“三天后,就是无月之夜。”
“你打算挑战?”棲穗先回过神。“我有別的选择吗?”吴覡反问。
吴覡刚想再確认一遍细节。
就在这一瞬异变陡生,瑟奇胸口的吊坠,突然炸出了光。
青白的冷光,从吊坠的纹路里疯狂渗出来。几乎是同时,棲穗猛地捂住自己的胸口,她的吊坠也亮了。
两道光在酒馆昏沉的光线里撞在一起,发出一阵细微的嗡鸣。
瑟奇的爪子抖得厉害“这东西……从来亮过……”他猛地抬头,看向窗户。
吴覡也看了过去,窗外的月亮,变了。
没有云层遮挡,一轮清圆的月亮,悬在戚陵的石板屋顶上头。原本银白的光晕一圈圈晕开,正以肉眼可见的速度,褪成了病態的、带著腐败气息的淡紫。
月亮的表面,像是有无数东西在蠕动,隔著千里万里,视网膜上都能捕捉到那密密麻麻的轮廓。
吴覡后颈的汗毛瞬间炸起,浑身的肌肉瞬间绷紧到了极致。
“不对。”棲穗的声音,第一次带了颤音。
话音没落一声怒吼,直接炸在了颅腔里。
这声音不属於物理世界,带著猫科动物炸毛时的尖啸与暴怒,像雷霆滚过大地,每一个音节,都震得他脑浆发晃。

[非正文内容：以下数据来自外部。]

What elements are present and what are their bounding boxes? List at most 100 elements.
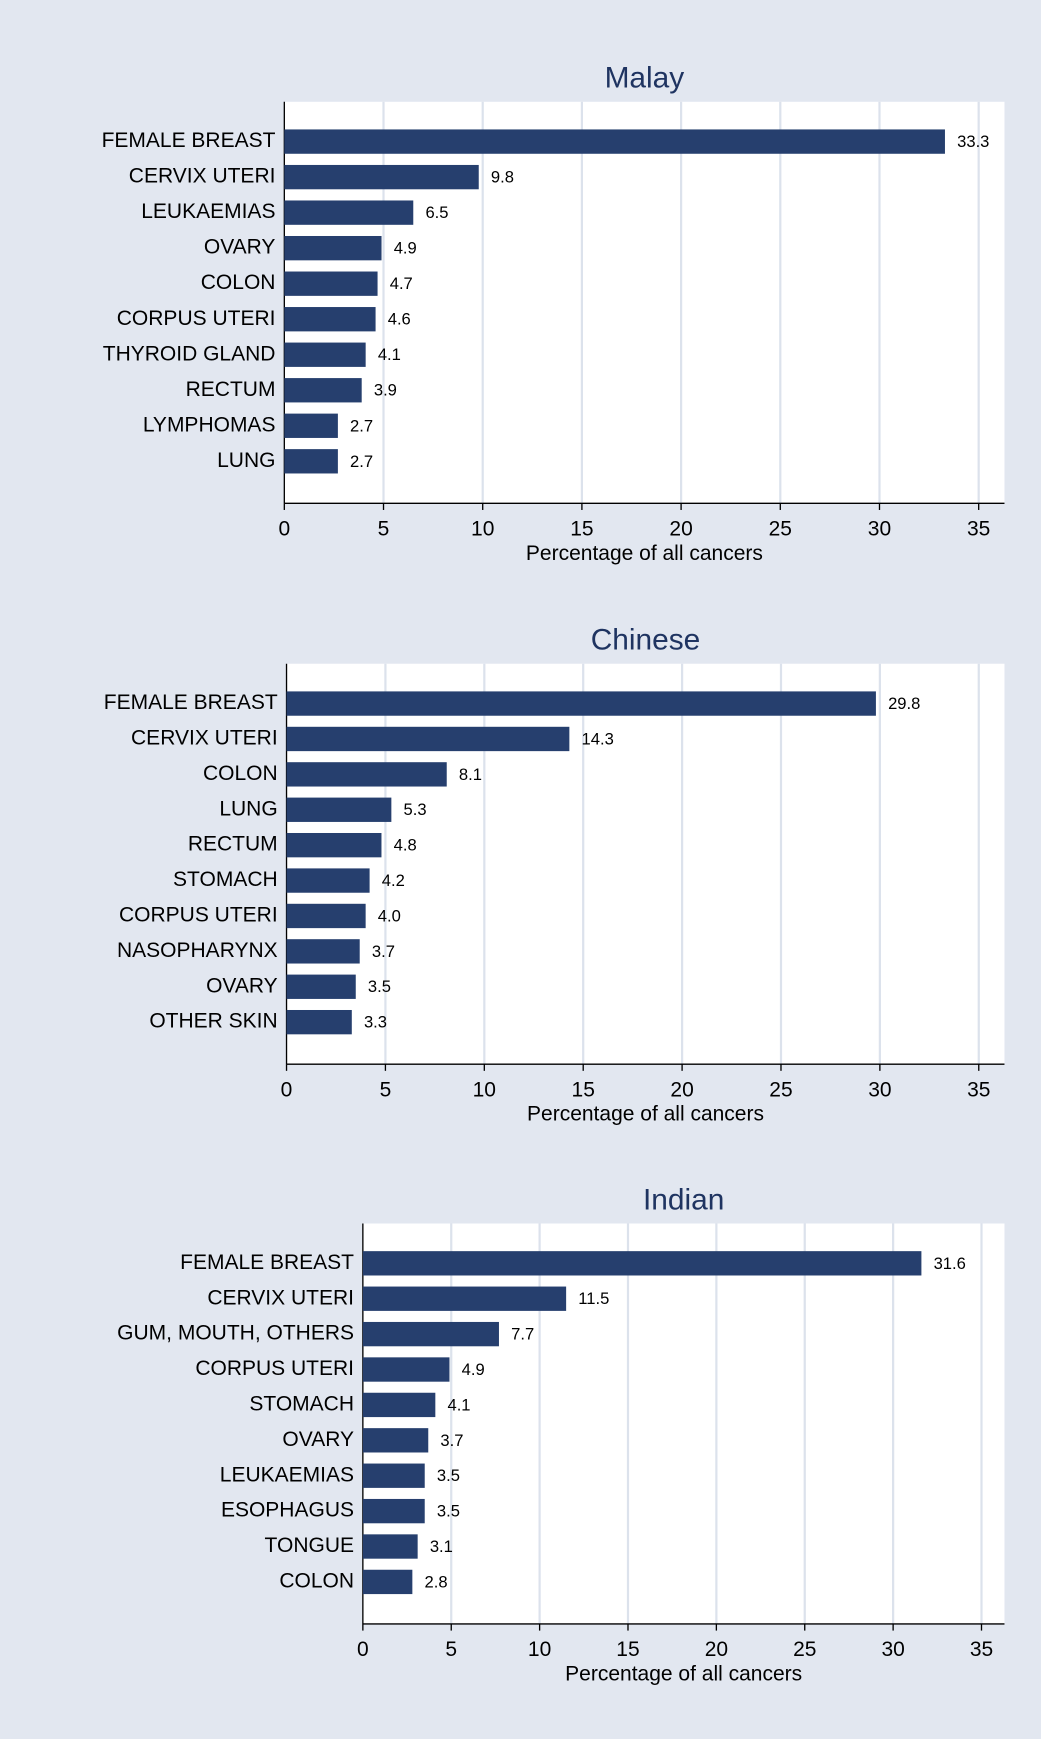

是巴斯特,积攒了多年的愤怒,顺著月光,砸进了每一个生灵的意识里。
紧接著第二个声音贴了上来,阴冷湿滑。
“哼,难道只许你年年兴师动眾,只许我被动挨打?”那声音顿了顿“今天,就让你尝尝我这梦境囚笼的厉害——以月光为介,永世囚禁。”
吴覡的视野,瞬间裂开了。酒馆还在,桌椅还在,瑟奇和棲穗的身影还在眼前。但与此同时,另一幅画面,直接砸进了他的视觉皮层,根本不需要经过眼睛。
一颗巨大的头颅。
大到占满了他全部的感知,直径数百米,蜥蜴的轮廓,死尸般灰白的皮肤,上面盘绕著无数蛇形的触手。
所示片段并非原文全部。